Some might use the terribly overused expression “content is king,” but it’s overstated for a reason. If your site is crap, no one will want to go. So start with these tips first on your own site. They’re easy to implement for anyone who already has a strong grasp of web-development, which is why there’s no reason not to offer this service to your clients.
Free Promotion
The other half of the SEO game is knowing how to promote a newly-optimized site. Rarely will a great site, even one fully optimized for accurate search, be able to generate enormous traffic from organic search alone (more on that and other terms to follow). There are many ways to promote a website without having to break yours or anyone else’s bank. Some firms make guarantees (which there are none in this business, so don’t believe and NEVER make that same guarantee yourself) and charge thousands of dollars for tasks you could complete on your own with a little bit of extra time and dedication. Here’s a quick checklist of promotional strategies you should use on every website you work on:
- Index the site on Google, Yahoo! and MSN
- Submit to no-linkback search, RSS and blog directories
- Join and submit content to key social bookmarking sites such as Delicious, StumbleUpon and Digg
- Join and participate in related forums, newsgroups and blogs, inserting the links to your sites where appropriate. Use particular caution here because excessive links can be viewed as spamming and can lead to IP banning
- Submit to content providers such as AssociatedContent or Ezine Articles to leverage their ranking to traffic users to your sites
- Hold contents, events and promotional offers for the sites’ services to generate buzz and incentives to join/subscribe
- Find 99 more ways to promote your sites for free
Always remember that the key to grassroots promotion is to tailor it to your clients. Just because you have a strong prescence on Web Designer’s Acme Forum does not mean your client in the Medical industry should be linking from there as well. Each client is different, and needs to be promoted as such.

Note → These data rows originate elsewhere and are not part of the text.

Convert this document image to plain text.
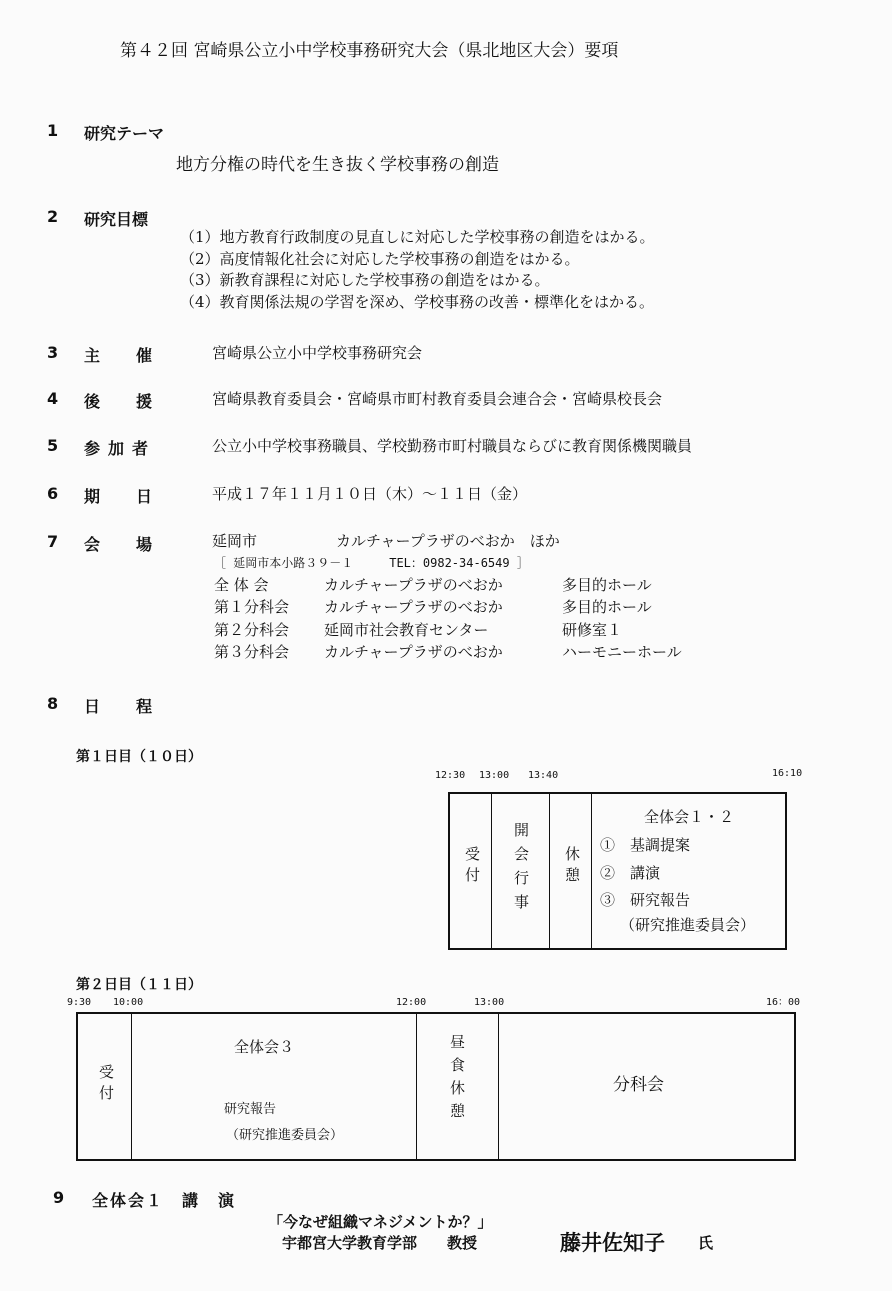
第４２回 宮崎県公立小中学校事務研究大会（県北地区大会）要項
1 研究テーマ
地方分権の時代を生き抜く学校事務の創造
2 研究目標
（1）地方教育行政制度の見直しに対応した学校事務の創造をはかる。
（2）高度情報化社会に対応した学校事務の創造をはかる。
（3）新教育課程に対応した学校事務の創造をはかる。
（4）教育関係法規の学習を深め、学校事務の改善・標準化をはかる。
3 主　催	宮崎県公立小中学校事務研究会
4 後　援	宮崎県教育委員会・宮崎県市町村教育委員会連合会・宮崎県校長会
5 参加者	公立小中学校事務職員、学校勤務市町村職員ならびに教育関係機関職員
6 期　日	平成１７年１１月１０日（木）～１１日（金）
7 会　場	延岡市	カルチャープラザのべおか　ほか
［ 延岡市本小路３９－１　　　TEL：0982-34-6549 ］
全 体 会	カルチャープラザのべおか	多目的ホール
第１分科会 カルチャープラザのべおか	多目的ホール
第２分科会 延岡市社会教育センター	研修室１
第３分科会 カルチャープラザのべおか	ハーモニーホール
8 日　程
第１日目（１０日）
12:30 13:00 13:40	16:10
受付 開会行事 休憩
全体会１・２
①　基調提案
②　講演
③　研究報告
（研究推進委員会）
第２日目（１１日）
9:30 10:00	12:00	13:00	16：00
受付
全体会３
研究報告
（研究推進委員会）
昼食休憩	分科会
9 全体会１　講　演
「今なぜ組織マネジメントか？」
宇都宮大学教育学部　　教授	藤井佐知子 氏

The abbreviated dictionary of SEO terms
Lastly, we’ll leave you with the lingo of the SEO industry that often overwhelms newcomers to the business. Knowing these will help you decipher the cornucopia of SEO articles that might otherwise confuse and weaken your expertise in this pressing field:
- Backlink/IBL - InBound Links going from someone else’s site to yours
- OBL - OutBound Links going from your website to someone else’s
- PFI - Pay for Inclusion; URL-based subscription with regular refresh cycles and click-based reporting
- PPC - Pay per Click; Type of search marketing where advertisers pay a set amount every time their ad is clicked by a prospect (otherwise known as a click thru)

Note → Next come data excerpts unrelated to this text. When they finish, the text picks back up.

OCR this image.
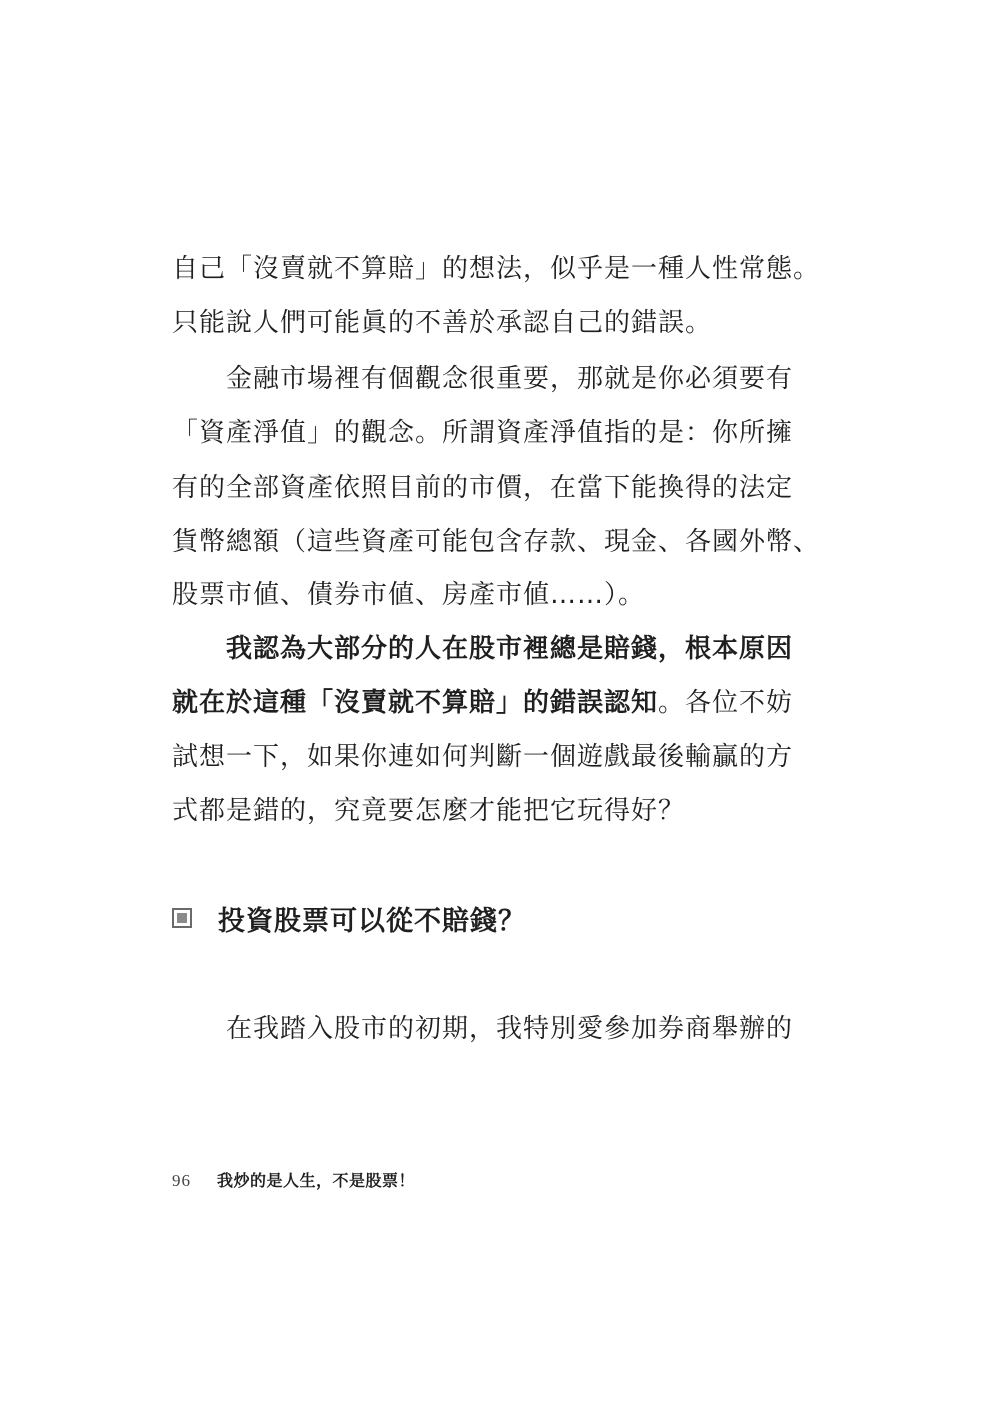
自己「沒賣就不算賠」的想法，似乎是一種人性常態。
只能說人們可能眞的不善於承認自己的錯誤。
金融市場裡有個觀念很重要，那就是你必須要有
「資產淨值」的觀念。所謂資產淨值指的是：你所擁
有的全部資產依照目前的市價，在當下能換得的法定
貨幣總額（這些資產可能包含存款、現金、各國外幣、
股票市値、債券市値、房產市値……）。
我認為大部分的人在股市裡總是賠錢，根本原因
就在於這種「沒賣就不算賠」的錯誤認知。各位不妨
試想一下，如果你連如何判斷一個遊戲最後輸贏的方
式都是錯的，究竟要怎麼才能把它玩得好？
投資股票可以從不賠錢？
在我踏入股市的初期，我特別愛參加券商舉辦的
96 我炒的是人生，不是股票！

- PR - Page Rank; Google proprietary technology used to determine the rank for a website for certain keywords
- ROI - Return on Investment; Also known as Rate of Return (ROR) or Rate of Profit, it’s a finance term that, in it’s simplest form means “bang for your buck”
- SEM - Search Engine Marketing
- SEP - Search Engine Placement
- SERPs - Search Engine Results Pages
- SEs - Search Engines
- SES - Search Engine Strategies; A conference
- SEU - Search Engine Usability
That should do it. A sort of beginner’s guide to SEO. Feel free to let us know if we missed anything, and we’ll be sure to update this article to make it as accurate and complete as possible.